しかしホーハイトは2周目の向正面あたりからの動きがちょっとヘンで、3コーナーで競走中止(左前肢跛行とのこと)。このレースはスタートから流れが速く、小松騎手が言っていた「かなりハイペースにならないと」という展開になっていました。ところが2番手を進んだ断然人気馬がいきなり不在に。逃げていた飛田愛斗騎手はプレッシャーがなくなったことで粘りが効いて2着に残る一方で、後ろで脚を溜めていた馬が続々と台頭!
ひときわ目立つ脚で伸びてきたのは、道中で後方2番手にいたイツモハラペコ&関本騎手。ゴール直前で差し切りを決めました。
粘った飛田騎手の後ろは半馬身差で追い込んだ2頭が並ぶ形。大外を回った大坪騎手か、間を割ってきた田中直人騎手か。写真判定の結果は「同着」で、3連単と3連複は、2通りが的中となりました。
その配当は、3連単が【234万8030円】と【156万5370円】で、3連複が【12万720円】と【14万4850円】という恐ろしい高配当!
単勝人気順では5→8→4&6。ジョッキー戦らしい結果といえば、そういうことになるのかも......
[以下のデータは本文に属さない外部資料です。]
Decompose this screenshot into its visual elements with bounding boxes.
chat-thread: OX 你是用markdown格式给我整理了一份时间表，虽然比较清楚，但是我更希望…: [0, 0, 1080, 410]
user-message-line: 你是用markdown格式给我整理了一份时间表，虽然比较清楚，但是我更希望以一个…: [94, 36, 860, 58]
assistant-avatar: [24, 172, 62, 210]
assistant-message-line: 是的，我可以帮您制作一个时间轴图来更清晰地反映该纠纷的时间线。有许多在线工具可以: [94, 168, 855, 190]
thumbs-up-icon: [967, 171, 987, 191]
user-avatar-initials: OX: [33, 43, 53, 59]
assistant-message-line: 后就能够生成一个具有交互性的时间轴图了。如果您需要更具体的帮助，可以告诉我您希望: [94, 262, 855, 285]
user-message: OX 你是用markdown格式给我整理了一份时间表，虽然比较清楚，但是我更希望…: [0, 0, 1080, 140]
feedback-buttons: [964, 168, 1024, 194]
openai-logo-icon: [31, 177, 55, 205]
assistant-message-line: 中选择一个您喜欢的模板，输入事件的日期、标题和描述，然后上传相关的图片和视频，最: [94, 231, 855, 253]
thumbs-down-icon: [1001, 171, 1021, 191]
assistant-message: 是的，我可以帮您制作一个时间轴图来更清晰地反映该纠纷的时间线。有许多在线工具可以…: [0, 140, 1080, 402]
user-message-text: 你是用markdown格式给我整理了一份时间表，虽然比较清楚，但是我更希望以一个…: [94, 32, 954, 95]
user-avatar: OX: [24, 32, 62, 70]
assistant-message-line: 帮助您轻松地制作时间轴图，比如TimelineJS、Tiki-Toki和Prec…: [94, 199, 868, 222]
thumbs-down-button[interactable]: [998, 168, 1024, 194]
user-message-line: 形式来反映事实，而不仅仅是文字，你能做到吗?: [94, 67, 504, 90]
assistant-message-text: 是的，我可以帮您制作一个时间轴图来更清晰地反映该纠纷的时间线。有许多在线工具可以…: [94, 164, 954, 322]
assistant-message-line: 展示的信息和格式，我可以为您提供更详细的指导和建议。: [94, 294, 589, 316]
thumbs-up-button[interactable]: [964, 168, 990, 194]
「引っかかるタイプだと聞いていたので、後ろから外を回っていきました。最後は飛田くんが前に見えて1着か2着かなと思いましたが、ペースが速めだった分、間に合ってくれました」
と関本騎手。この経験は佐賀競馬場で3月8日(土)に実施されるレディースジョッキーズシリーズにつながりそうですね。
2戦の結果での総合優勝は、1着と3着と結果を残した田中直人騎手。2位は関本騎手で、3位は飛田騎手となりました。
ところで、岩手競馬では2月初旬に「調教始め式」が行われます。多くの騎手は大晦日からそこまでが「冬休み」。
ただ、高橋騎手は「僕はこれが"仕事納め"。水沢の最終日のあとも体を動かしていました」とのこと。大坪騎手は盛岡に戻って冬休みを取るそうですが、逆に鈴木騎手は「前日までが冬休みで、このあとは茨城の牧場に行く」そうです。
2025年の岩手競馬は、3月9日(日)の水沢で開幕。岩手も佐賀も引き続き熱い戦いが続いていきます!